Charity Care & Discount Policy


  1. Upon admission/registration all patients will be provided a written notice that contains information regarding the hospital’s charity care and discount policy, including information about eligibility, and contact information (name and telephone number) for a hospital employee or office to obtain additional information. Written notices will be provided in English and languages spoken by at least 5% of people served (currently Spanish and Korean). Translators will be provided to translate orally the notices for patients who speak other languages.
  2. Whenever possible GSH will provide financial screening to determine whether a Self Pay Patient might qualify for coverage from third party payor, including any private insurer or government-sponsored programs such as Medicare, Medi-Cal, The Healthy Families program, California Health Benefit Exchange, Los Angeles County Indigent Patient Program, California Children’s Services (CCS), California Health Insurance Program (CHIP), Victim of Crime (VOC), or any other third party, such as an employer through worker’s compensation or another person due to third party liability (TPL). When feasible, GSH will assist patients to identify possible sources of payment and to apply for the program. This financial screening will be performed as early as possible before services are rendered except when deferred for emergency screening and evaluation (as described below). The information provided to Self Pay patients will include a statement on how patients may obtain applications for Medi-Cal, Healthy Families, coverage through the California Health Benefit Exchange, the Los Angeles County Indigent program and any other state or country funded health coverage programs, and that the hospital will provide these forms. The notice must also include a referral to a local consumer assistance center housed at legal services offices. When no coverage is identified, the Self Pay patient will be provided with applications for Medi-Cal, Healthy Families and other state or county-funded health coverage programs and any charitable assistance programs that might offer financial assistance. This shall be provided prior to discharge if the patient has been admitted or to patients receiving emergency or outpatient care.
  3. For patients who have or may have emergent conditions, the financial screening will be deferred until after the patient has received a medical screening and any necessary treatment to stabilize the patient. Treatment shall not be delayed while a patient completes an admission/registration process. At all times, full consideration must be given for the patient’s medical condition and care should be taken not to let the financial review process create anxiety for the patient.
  4. If financial information cannot be collected at the time of admission/registration, reasonable attempts should be made to collect the information before the patient is discharged in order to fully facilitate proper billing and access to all financial assistance to which the patient may be entitled.
  5. Patients will be expected to respond when requested by providing complete and accurate information concerning their health insurance coverage and if they are applying for charity care or self pay status, their financial assets and income so that the Hospital may assess their eligibility for government sponsored programs or for assistance from charity care programs or the self pay discount program.
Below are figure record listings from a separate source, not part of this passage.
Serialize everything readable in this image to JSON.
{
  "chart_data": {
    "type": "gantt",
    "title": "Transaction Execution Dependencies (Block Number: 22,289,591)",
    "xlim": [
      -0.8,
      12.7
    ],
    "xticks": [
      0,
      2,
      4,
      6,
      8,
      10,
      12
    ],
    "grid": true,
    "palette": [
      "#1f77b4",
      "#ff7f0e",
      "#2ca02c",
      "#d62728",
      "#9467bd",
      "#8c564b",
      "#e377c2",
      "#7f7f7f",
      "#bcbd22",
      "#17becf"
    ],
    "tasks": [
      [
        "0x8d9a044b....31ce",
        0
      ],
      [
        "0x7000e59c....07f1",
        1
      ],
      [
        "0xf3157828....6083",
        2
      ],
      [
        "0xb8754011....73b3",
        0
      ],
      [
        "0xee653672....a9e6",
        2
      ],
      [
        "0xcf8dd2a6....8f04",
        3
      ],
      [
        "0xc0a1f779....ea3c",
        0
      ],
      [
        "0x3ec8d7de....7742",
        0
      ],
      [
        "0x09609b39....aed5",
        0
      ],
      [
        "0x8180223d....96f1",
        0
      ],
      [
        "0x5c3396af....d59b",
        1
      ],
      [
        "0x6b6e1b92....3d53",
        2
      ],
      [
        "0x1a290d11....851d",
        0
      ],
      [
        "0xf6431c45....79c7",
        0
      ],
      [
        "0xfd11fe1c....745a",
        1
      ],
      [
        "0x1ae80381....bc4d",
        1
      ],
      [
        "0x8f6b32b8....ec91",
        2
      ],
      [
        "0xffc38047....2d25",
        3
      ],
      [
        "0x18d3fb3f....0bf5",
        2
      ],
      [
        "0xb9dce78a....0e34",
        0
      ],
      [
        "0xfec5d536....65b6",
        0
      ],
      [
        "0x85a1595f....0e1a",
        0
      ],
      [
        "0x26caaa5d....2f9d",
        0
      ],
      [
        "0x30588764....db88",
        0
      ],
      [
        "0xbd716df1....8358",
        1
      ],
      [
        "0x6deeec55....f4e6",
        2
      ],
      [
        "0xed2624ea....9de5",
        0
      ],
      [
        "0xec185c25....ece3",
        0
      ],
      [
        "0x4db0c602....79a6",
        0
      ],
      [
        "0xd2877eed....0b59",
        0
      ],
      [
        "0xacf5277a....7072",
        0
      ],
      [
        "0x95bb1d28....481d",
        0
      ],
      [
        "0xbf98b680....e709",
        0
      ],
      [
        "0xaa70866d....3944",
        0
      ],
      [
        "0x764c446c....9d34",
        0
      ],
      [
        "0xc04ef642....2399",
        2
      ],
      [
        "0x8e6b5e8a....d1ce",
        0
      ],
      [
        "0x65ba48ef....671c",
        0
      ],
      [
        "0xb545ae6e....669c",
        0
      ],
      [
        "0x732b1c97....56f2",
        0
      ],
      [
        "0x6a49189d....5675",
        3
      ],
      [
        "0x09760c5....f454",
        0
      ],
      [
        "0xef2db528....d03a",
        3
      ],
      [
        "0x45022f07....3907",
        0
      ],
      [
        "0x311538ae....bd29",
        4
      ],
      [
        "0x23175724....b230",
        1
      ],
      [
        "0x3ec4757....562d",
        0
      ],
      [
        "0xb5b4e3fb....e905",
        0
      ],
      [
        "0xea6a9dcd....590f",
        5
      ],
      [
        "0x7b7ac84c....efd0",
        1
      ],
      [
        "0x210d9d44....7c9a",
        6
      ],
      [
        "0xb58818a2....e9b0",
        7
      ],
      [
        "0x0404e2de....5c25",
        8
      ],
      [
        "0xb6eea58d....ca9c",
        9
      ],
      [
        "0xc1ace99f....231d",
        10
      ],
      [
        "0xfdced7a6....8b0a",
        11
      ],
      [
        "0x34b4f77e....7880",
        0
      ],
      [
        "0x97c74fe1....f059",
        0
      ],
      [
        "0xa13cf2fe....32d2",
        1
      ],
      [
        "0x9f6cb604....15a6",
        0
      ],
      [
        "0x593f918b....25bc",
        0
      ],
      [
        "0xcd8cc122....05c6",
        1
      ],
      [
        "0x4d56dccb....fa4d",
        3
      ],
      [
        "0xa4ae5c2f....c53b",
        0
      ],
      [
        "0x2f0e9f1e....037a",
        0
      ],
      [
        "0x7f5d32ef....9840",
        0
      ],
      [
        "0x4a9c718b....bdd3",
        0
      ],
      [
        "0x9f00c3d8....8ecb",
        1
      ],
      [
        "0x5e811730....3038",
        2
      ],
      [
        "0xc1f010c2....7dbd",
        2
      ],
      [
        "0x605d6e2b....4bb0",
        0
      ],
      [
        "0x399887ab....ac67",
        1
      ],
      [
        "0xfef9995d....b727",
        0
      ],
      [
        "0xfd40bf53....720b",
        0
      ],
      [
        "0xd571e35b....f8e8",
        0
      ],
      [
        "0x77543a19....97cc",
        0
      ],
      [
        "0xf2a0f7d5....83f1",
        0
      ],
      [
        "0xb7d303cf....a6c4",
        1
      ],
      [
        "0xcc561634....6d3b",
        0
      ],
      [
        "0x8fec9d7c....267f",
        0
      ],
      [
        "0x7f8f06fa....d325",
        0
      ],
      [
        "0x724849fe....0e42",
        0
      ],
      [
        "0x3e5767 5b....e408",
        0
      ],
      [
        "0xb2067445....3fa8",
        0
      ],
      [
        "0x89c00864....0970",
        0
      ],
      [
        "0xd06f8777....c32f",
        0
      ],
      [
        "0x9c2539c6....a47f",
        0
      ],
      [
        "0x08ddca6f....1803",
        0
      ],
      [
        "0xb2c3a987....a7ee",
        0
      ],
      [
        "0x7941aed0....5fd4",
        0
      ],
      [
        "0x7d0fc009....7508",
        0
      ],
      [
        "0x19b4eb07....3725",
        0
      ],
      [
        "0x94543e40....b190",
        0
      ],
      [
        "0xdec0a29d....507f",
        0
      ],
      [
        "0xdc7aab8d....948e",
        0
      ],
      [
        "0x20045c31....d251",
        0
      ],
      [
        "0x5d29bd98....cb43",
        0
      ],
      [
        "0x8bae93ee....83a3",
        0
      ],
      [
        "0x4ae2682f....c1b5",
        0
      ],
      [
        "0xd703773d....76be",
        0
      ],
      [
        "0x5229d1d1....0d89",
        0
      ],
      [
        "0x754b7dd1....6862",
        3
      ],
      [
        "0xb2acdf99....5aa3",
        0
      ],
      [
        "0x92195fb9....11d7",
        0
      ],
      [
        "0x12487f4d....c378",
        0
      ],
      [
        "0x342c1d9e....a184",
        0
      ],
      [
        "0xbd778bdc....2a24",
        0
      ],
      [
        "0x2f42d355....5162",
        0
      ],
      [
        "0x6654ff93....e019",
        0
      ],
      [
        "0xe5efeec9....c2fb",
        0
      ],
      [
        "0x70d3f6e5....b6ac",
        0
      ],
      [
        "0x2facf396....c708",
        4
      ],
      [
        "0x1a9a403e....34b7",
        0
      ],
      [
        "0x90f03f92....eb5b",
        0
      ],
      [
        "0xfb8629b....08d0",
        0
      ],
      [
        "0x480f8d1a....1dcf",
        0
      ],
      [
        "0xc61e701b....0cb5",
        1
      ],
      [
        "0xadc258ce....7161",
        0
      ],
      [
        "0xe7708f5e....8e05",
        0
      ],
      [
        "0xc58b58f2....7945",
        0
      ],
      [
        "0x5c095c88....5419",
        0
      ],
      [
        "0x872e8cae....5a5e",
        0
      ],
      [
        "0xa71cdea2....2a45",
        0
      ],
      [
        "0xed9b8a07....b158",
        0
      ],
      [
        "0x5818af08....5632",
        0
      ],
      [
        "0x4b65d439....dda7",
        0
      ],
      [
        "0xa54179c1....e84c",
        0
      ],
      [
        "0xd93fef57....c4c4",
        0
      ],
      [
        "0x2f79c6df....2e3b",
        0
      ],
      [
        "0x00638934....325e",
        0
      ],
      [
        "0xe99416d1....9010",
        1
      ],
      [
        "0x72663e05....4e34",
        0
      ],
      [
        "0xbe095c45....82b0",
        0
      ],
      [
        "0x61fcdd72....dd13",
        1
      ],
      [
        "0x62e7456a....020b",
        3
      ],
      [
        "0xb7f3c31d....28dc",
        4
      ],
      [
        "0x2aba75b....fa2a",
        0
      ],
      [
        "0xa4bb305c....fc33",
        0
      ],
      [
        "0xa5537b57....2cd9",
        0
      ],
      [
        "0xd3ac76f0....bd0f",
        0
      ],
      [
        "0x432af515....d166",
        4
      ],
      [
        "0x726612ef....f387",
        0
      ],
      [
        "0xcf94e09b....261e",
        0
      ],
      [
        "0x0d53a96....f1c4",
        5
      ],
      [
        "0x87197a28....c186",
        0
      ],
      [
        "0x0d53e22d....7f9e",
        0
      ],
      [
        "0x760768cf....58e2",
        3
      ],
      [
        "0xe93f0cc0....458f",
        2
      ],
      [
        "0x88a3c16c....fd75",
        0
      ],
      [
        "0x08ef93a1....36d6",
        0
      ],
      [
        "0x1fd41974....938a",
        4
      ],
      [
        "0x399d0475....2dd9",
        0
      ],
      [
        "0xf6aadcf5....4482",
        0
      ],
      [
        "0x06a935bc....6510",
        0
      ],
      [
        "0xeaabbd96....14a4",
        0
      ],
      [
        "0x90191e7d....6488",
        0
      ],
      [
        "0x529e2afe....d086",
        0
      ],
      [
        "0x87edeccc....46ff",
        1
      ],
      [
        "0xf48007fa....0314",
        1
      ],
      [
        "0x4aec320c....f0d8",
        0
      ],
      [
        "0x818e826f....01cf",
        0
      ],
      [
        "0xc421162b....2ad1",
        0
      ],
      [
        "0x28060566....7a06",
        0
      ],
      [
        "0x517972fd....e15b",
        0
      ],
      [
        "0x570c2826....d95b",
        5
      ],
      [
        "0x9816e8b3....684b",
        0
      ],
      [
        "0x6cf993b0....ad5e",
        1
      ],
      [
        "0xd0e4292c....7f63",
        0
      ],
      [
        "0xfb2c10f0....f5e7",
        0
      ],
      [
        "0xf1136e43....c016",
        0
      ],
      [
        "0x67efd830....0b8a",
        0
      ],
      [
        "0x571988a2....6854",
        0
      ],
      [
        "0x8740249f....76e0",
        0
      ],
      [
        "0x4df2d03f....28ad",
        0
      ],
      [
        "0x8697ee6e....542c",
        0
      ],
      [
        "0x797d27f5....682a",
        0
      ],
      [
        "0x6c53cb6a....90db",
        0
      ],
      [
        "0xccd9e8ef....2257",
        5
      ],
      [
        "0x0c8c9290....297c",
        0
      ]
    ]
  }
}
  6. In general, the Hospital’s experience has been that Self Pay Patients lack the resources to pay hospital bills, and it is not necessary to obtain financial information to confirm this. When there is a question about the patient’s insurance coverage or financial resources, the Hospital may ask a Self Pay Patient to complete a Financial Assistance Request (FAR) form. The FAR will be used to determine a patient’s ability to pay for necessary services and to determine a patient’s possible eligibility for public assistance, other programs, and self pay discounts from the Hospital. The information on the FAR may be accepted without obtaining additional supporting documentation, but the Hospital may also ask for supporting documentation such as recent tax returns or pay stubs, and verification from financial institutions that hold the patient’s assets. The FAR and supporting documentation may be requested on a sampling basis or when the available information suggests there is a question about whether the patient qualifies for charity care. The written FAR will be provided in English and languages spoken by at least 5% of people served (currently Spanish and Korean), and translated for those who speak another language.
  7. The Charity Care Discount financial screening and means testing will be performed by Financial Counselors in the Admissions Department and/or Collection Representatives in Patient Business Services.